Arranged by the Downtown Sylvania Association, a nonprofit organization dedicated to the revitalization of the city’s downtown, the weekly farmers market is the group’s latest accomplishment under its new executive board, headed since March by President Jennifer Cummins Linehan. The new vice president is Angela Christensen.
“[Mrs. Linehan] has lots of enthusiasm. She’s young, she has great ideas, and she’s a hard worker, as is Angela,” said Jacquie Olender, Downtown Sylvania Association secretary. “They’re very vocal about shopping [at] small businesses. I think the Downtown Sylvania Association is very fortunate to have them both on board.”
Mrs. Linehan and Mrs. Christensen, business owners in downtown Sylvania, have been involved with the association since its creation in February, 2011.
Born and raised in the city, Mrs. Linehan has owned a flower shop, Beautiful Blooms By Jen, since October, 2010. To help grow her business, Mrs. Linehan joined informal business associations as well as the Downtown Sylvania Association, and she became vice president soon after that organization formed.

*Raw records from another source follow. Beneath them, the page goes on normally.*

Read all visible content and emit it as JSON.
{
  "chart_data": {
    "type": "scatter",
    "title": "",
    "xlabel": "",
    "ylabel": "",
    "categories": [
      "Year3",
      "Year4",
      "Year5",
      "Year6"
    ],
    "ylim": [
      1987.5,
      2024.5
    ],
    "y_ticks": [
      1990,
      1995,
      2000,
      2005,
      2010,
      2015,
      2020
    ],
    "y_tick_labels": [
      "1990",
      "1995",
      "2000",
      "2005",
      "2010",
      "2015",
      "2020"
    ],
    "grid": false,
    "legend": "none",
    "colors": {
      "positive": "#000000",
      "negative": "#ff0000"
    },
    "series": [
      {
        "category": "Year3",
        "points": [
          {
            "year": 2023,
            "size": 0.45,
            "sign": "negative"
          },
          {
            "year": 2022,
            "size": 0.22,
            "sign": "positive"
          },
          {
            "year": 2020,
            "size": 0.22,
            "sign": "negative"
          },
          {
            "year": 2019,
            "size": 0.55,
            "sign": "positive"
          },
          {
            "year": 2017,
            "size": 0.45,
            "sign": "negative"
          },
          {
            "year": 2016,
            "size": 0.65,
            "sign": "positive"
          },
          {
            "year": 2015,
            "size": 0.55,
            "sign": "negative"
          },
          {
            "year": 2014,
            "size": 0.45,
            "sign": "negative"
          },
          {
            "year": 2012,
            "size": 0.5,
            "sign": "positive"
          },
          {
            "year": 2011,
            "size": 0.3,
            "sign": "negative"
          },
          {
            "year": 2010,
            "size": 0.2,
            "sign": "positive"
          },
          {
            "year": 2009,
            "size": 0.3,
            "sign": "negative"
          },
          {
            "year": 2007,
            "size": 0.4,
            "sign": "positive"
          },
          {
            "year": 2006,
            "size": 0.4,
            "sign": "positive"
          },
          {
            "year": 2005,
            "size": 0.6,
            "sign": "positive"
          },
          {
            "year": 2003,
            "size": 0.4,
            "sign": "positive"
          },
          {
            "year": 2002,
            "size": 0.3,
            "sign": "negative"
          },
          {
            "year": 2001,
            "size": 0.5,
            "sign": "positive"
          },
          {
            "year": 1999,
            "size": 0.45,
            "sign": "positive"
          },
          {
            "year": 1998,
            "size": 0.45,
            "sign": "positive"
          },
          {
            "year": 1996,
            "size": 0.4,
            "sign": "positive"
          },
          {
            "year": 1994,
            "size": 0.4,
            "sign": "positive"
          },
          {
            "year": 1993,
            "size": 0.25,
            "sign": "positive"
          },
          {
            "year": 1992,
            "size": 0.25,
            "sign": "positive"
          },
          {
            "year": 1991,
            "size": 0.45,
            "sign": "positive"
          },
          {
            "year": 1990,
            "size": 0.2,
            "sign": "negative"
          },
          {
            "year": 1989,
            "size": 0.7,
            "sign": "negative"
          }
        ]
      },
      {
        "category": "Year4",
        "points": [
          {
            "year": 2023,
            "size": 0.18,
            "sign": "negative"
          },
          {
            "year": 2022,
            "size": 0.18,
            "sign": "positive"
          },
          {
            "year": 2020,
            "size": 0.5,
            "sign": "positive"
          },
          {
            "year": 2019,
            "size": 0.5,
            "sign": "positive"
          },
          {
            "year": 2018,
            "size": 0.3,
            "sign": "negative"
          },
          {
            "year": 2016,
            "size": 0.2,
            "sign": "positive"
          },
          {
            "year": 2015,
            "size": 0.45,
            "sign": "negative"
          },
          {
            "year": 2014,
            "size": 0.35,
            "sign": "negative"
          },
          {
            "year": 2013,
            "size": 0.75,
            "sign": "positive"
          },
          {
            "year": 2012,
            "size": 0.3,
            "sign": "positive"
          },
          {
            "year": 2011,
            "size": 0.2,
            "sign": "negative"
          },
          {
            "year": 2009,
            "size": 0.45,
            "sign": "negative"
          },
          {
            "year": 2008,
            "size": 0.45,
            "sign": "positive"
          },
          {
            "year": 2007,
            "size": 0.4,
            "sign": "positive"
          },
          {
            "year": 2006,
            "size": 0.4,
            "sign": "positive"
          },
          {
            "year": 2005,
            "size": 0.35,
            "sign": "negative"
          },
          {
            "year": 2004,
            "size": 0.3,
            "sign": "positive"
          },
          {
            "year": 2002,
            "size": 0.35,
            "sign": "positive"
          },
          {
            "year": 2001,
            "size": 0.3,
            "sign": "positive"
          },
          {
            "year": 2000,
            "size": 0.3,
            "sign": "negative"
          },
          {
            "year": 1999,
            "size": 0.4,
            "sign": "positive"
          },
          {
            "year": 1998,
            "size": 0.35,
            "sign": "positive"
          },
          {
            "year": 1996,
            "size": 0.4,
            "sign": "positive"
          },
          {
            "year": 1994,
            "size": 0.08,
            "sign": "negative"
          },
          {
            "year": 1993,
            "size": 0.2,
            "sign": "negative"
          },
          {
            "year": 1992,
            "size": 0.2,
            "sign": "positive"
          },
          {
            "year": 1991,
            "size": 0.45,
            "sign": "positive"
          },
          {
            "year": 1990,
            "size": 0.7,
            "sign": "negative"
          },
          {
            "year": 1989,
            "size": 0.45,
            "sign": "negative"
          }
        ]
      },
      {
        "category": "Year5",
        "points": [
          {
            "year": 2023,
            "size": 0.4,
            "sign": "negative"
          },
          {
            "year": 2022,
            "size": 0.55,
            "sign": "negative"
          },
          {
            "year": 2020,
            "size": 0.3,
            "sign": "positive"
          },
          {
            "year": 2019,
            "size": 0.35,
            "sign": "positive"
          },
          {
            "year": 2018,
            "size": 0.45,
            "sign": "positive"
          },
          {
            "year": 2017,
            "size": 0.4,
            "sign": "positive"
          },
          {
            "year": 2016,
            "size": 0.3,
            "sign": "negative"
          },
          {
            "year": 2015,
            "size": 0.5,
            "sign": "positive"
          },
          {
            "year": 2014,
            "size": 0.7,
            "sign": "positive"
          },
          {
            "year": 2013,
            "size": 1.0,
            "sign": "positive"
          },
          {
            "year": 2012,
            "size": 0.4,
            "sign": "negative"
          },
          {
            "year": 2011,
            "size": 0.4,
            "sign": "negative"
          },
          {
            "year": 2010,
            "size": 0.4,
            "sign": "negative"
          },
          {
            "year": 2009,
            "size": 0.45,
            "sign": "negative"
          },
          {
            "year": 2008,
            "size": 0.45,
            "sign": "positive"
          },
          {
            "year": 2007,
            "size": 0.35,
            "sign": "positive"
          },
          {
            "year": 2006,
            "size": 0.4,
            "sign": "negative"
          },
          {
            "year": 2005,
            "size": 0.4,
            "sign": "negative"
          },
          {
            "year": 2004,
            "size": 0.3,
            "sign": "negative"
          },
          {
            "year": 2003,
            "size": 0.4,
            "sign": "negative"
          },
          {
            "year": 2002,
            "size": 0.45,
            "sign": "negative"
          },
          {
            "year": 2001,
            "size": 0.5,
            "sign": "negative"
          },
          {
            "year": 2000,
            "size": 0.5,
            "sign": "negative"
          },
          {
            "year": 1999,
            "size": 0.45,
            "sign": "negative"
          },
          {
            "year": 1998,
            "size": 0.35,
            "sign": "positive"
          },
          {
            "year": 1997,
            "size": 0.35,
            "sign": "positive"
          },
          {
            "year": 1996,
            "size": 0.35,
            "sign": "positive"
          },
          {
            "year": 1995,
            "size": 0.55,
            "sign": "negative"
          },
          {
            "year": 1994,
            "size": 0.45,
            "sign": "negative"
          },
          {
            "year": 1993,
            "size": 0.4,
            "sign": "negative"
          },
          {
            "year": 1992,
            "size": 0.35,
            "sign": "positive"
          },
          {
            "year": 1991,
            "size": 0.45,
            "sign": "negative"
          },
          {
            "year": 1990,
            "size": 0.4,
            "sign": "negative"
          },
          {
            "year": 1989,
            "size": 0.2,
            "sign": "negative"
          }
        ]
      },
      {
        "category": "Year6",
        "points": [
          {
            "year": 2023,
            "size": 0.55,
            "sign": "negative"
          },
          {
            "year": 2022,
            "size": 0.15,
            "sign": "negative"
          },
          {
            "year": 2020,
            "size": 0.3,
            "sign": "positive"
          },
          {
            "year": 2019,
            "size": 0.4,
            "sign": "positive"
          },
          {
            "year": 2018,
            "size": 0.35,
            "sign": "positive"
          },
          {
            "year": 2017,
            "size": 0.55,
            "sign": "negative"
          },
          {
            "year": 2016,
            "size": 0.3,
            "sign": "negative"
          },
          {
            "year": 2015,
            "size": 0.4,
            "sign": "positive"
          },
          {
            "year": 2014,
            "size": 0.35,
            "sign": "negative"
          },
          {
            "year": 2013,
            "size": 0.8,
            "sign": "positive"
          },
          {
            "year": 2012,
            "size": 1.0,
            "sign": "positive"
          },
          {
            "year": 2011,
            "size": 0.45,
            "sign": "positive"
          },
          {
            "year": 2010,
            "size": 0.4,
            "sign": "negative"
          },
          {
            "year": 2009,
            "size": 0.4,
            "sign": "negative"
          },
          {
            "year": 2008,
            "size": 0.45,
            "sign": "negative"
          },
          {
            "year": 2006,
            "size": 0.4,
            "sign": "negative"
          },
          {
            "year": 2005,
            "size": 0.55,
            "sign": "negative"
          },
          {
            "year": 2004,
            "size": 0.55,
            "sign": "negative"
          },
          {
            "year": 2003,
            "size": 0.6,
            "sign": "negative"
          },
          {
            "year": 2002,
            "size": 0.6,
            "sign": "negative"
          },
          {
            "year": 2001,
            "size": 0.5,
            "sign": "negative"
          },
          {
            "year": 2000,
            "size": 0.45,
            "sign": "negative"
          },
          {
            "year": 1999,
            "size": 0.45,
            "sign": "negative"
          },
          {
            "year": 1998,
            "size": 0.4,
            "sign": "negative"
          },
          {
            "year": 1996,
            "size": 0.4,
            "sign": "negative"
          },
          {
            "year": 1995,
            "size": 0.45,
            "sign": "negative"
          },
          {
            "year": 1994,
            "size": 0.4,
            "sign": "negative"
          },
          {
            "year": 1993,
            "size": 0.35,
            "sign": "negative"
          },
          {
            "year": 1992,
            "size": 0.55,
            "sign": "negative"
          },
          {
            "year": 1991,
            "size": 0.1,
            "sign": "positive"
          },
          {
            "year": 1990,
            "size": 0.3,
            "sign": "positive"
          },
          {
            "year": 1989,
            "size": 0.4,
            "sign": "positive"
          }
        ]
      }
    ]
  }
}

She took over when former president and local business owner Jodi Barber stepped down because of health reasons.
“I’ve been kind of doing everything by myself since Jodi got sick, so I’m very excited [for Mrs. Christensen],” Mrs. Linehan said. “It’ll be nice to have a teammate to help with everything.”

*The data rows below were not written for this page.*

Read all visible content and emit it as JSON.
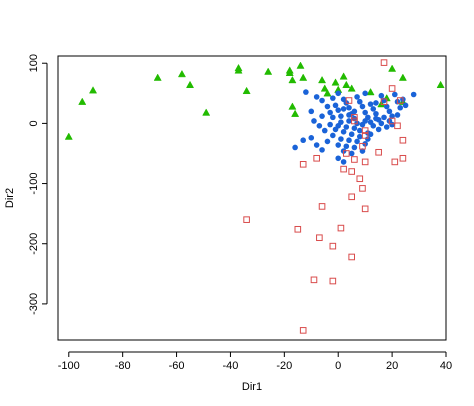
{
  "chart_data": {
    "type": "scatter",
    "xlabel": "Dir1",
    "ylabel": "Dir2",
    "xlim": [
      -104,
      40
    ],
    "ylim": [
      -360,
      112
    ],
    "x_ticks": [
      -100,
      -80,
      -60,
      -40,
      -20,
      0,
      20,
      40
    ],
    "y_ticks": [
      100,
      0,
      -100,
      -200,
      -300
    ],
    "x_tick_labels": [
      "-100",
      "-80",
      "-60",
      "-40",
      "-20",
      "0",
      "20",
      "40"
    ],
    "y_tick_labels": [
      "100",
      "0",
      "-100",
      "-200",
      "-300"
    ],
    "grid": false,
    "colors": {
      "green": "#22bb00",
      "blue": "#1a63d8",
      "red": "#d94c4c"
    },
    "series": [
      {
        "marker": "triangle",
        "color": "#22bb00",
        "points": [
          [
            -100,
            -22
          ],
          [
            -95,
            36
          ],
          [
            -91,
            55
          ],
          [
            -67,
            76
          ],
          [
            -58,
            82
          ],
          [
            -55,
            64
          ],
          [
            -49,
            18
          ],
          [
            -37,
            92
          ],
          [
            -37,
            88
          ],
          [
            -34,
            54
          ],
          [
            -26,
            86
          ],
          [
            -18,
            88
          ],
          [
            -18,
            84
          ],
          [
            -17,
            72
          ],
          [
            -17,
            28
          ],
          [
            -16,
            16
          ],
          [
            -14,
            96
          ],
          [
            -13,
            76
          ],
          [
            -6,
            72
          ],
          [
            -5,
            58
          ],
          [
            -4,
            50
          ],
          [
            -1,
            68
          ],
          [
            0,
            56
          ],
          [
            2,
            78
          ],
          [
            3,
            64
          ],
          [
            5,
            58
          ],
          [
            12,
            52
          ],
          [
            16,
            32
          ],
          [
            18,
            42
          ],
          [
            20,
            91
          ],
          [
            24,
            76
          ],
          [
            24,
            36
          ],
          [
            38,
            64
          ]
        ]
      },
      {
        "marker": "circle",
        "color": "#1a63d8",
        "points": [
          [
            -12,
            52
          ],
          [
            -8,
            44
          ],
          [
            -6,
            38
          ],
          [
            -4,
            28
          ],
          [
            -3,
            18
          ],
          [
            -2,
            10
          ],
          [
            -1,
            30
          ],
          [
            0,
            22
          ],
          [
            1,
            12
          ],
          [
            2,
            40
          ],
          [
            3,
            34
          ],
          [
            4,
            26
          ],
          [
            5,
            16
          ],
          [
            6,
            8
          ],
          [
            7,
            44
          ],
          [
            8,
            36
          ],
          [
            9,
            28
          ],
          [
            10,
            18
          ],
          [
            11,
            10
          ],
          [
            12,
            32
          ],
          [
            13,
            24
          ],
          [
            14,
            16
          ],
          [
            15,
            6
          ],
          [
            16,
            46
          ],
          [
            17,
            38
          ],
          [
            18,
            28
          ],
          [
            19,
            20
          ],
          [
            20,
            12
          ],
          [
            21,
            48
          ],
          [
            22,
            36
          ],
          [
            23,
            26
          ],
          [
            24,
            40
          ],
          [
            25,
            30
          ],
          [
            28,
            48
          ],
          [
            -10,
            20
          ],
          [
            -9,
            4
          ],
          [
            -7,
            -4
          ],
          [
            -6,
            12
          ],
          [
            -5,
            -12
          ],
          [
            -3,
            -2
          ],
          [
            -1,
            -10
          ],
          [
            0,
            -4
          ],
          [
            1,
            2
          ],
          [
            2,
            -14
          ],
          [
            3,
            -6
          ],
          [
            4,
            4
          ],
          [
            5,
            -18
          ],
          [
            6,
            -8
          ],
          [
            7,
            0
          ],
          [
            8,
            -12
          ],
          [
            9,
            -2
          ],
          [
            10,
            4
          ],
          [
            11,
            -16
          ],
          [
            12,
            2
          ],
          [
            13,
            -4
          ],
          [
            14,
            8
          ],
          [
            15,
            -10
          ],
          [
            16,
            0
          ],
          [
            17,
            10
          ],
          [
            18,
            -6
          ],
          [
            19,
            4
          ],
          [
            20,
            -2
          ],
          [
            22,
            14
          ],
          [
            -16,
            -40
          ],
          [
            -13,
            -28
          ],
          [
            -10,
            -24
          ],
          [
            -8,
            -36
          ],
          [
            -6,
            -44
          ],
          [
            -4,
            -30
          ],
          [
            -2,
            -20
          ],
          [
            0,
            -36
          ],
          [
            1,
            -26
          ],
          [
            2,
            -46
          ],
          [
            3,
            -38
          ],
          [
            4,
            -28
          ],
          [
            5,
            -50
          ],
          [
            6,
            -40
          ],
          [
            7,
            -30
          ],
          [
            8,
            -22
          ],
          [
            9,
            -46
          ],
          [
            10,
            -34
          ],
          [
            11,
            -26
          ],
          [
            12,
            -18
          ],
          [
            6,
            20
          ],
          [
            4,
            14
          ],
          [
            2,
            24
          ],
          [
            0,
            50
          ],
          [
            -2,
            42
          ],
          [
            10,
            50
          ],
          [
            14,
            34
          ],
          [
            0,
            -58
          ],
          [
            2,
            -64
          ]
        ]
      },
      {
        "marker": "square",
        "color": "#d94c4c",
        "points": [
          [
            17,
            101
          ],
          [
            20,
            58
          ],
          [
            17,
            36
          ],
          [
            23,
            38
          ],
          [
            4,
            38
          ],
          [
            6,
            4
          ],
          [
            6,
            10
          ],
          [
            10,
            -12
          ],
          [
            10,
            -20
          ],
          [
            9,
            -38
          ],
          [
            3,
            -50
          ],
          [
            -8,
            -58
          ],
          [
            -13,
            -68
          ],
          [
            6,
            -60
          ],
          [
            2,
            -76
          ],
          [
            10,
            -64
          ],
          [
            5,
            -80
          ],
          [
            15,
            -48
          ],
          [
            21,
            -64
          ],
          [
            24,
            -58
          ],
          [
            20,
            4
          ],
          [
            22,
            -4
          ],
          [
            24,
            -28
          ],
          [
            8,
            -92
          ],
          [
            9,
            -108
          ],
          [
            5,
            -122
          ],
          [
            10,
            -142
          ],
          [
            -6,
            -138
          ],
          [
            -34,
            -160
          ],
          [
            -15,
            -176
          ],
          [
            1,
            -174
          ],
          [
            -7,
            -190
          ],
          [
            -2,
            -204
          ],
          [
            5,
            -222
          ],
          [
            -9,
            -260
          ],
          [
            -2,
            -262
          ],
          [
            -13,
            -344
          ]
        ]
      }
    ]
  }
}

An Ottawa Lake, Mich., native, Mrs. Christensen has operated Angela’s Angels & Antiques in downtown Sylvania for nine years. She bought a vacated dentist’s office after her 19-year-old son, Nick, was killed in a car accident, and she transformed the space into a shop selling angel figurines, statues, and gifts with inspirational messages.

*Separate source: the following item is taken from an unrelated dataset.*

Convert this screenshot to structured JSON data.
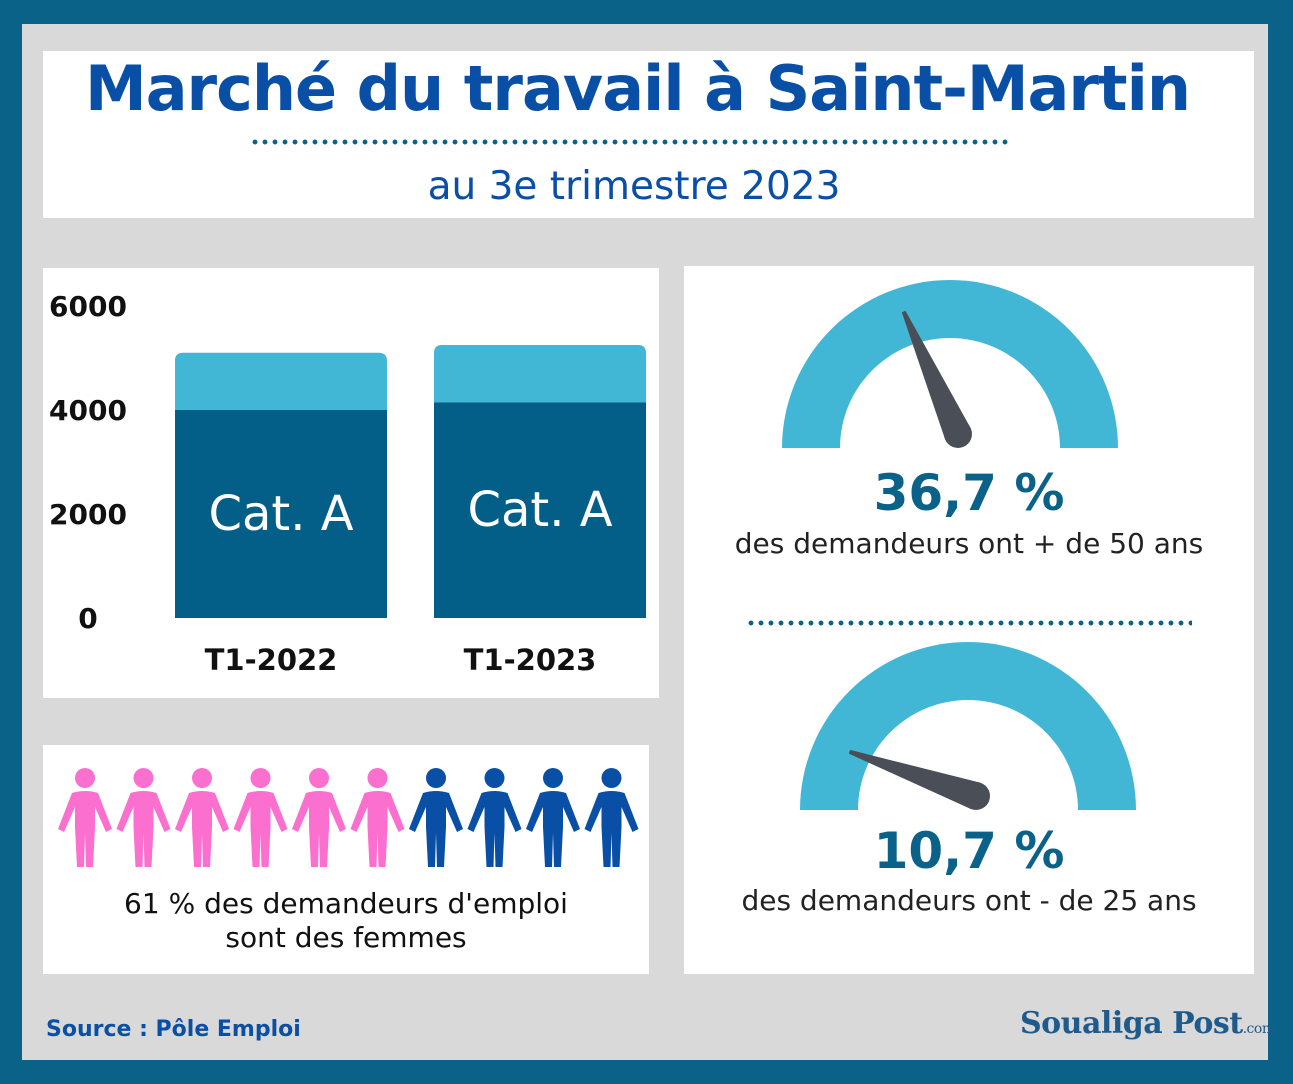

Her store is a meeting place for support groups such as Families of Children United in Spirit (FOCUS), which offers comfort to parents who have lost their children, and A Place Called Hope, for grieving spouses, former drug addicts, and others in need of hope.
“After this happened with my son, I had a revelation — I don’t know why — to open an angel shop,” Mrs. Christensen said. “Now I know it’s to help others. My main focus is to be there for people who have had a loss.”
A Whiteford Township clerk, Mrs. Christensen was inspired by downtown revitalization initiatives in her home state and thought similar incentives could be applied in Ohio.
“[Sylvania] was one of the places I admired,” she said. “There’s always little flowers and banners and kids riding bikes. I would purposely drive down Main Street just to look at everything.”
The association has hosted three “Downtown Delights” events, during which shops and restaurants stay open from 5 to 8 p.m. Last July the association hosted the Sylvania Rockin’ BBQ.
On June 4, the executive board organized the farmers market, said Pat Nowak, executive director of the Sylvania Area Chamber of Commerce. About 15 vendors will sell produce and artisan crafts 4 to 7 p.m. every Tuesday until Oct. 1.
The association has raised $8,000 for downtown revitalization, such as to “make sidewalks and storefronts look prettier” with flowers, street art, and murals, Mrs. Christensen said.
Mrs. Linehan aims to attract more businesses to the downtown area to connect the main block of the downtown retail district with the more secluded second block.
“When people come [downtown], they don’t even realize there are other stores down there,” Mrs. Linehan said. “My hope is to bring businesses in so that there aren’t any empty spaces in downtown Sylvania.”
The Downtown Sylvania Association will provide food and refreshments for Taking It To The Streets, a downtown festival held in conjunction with the Marathon Classic Golf Tournament on July 18.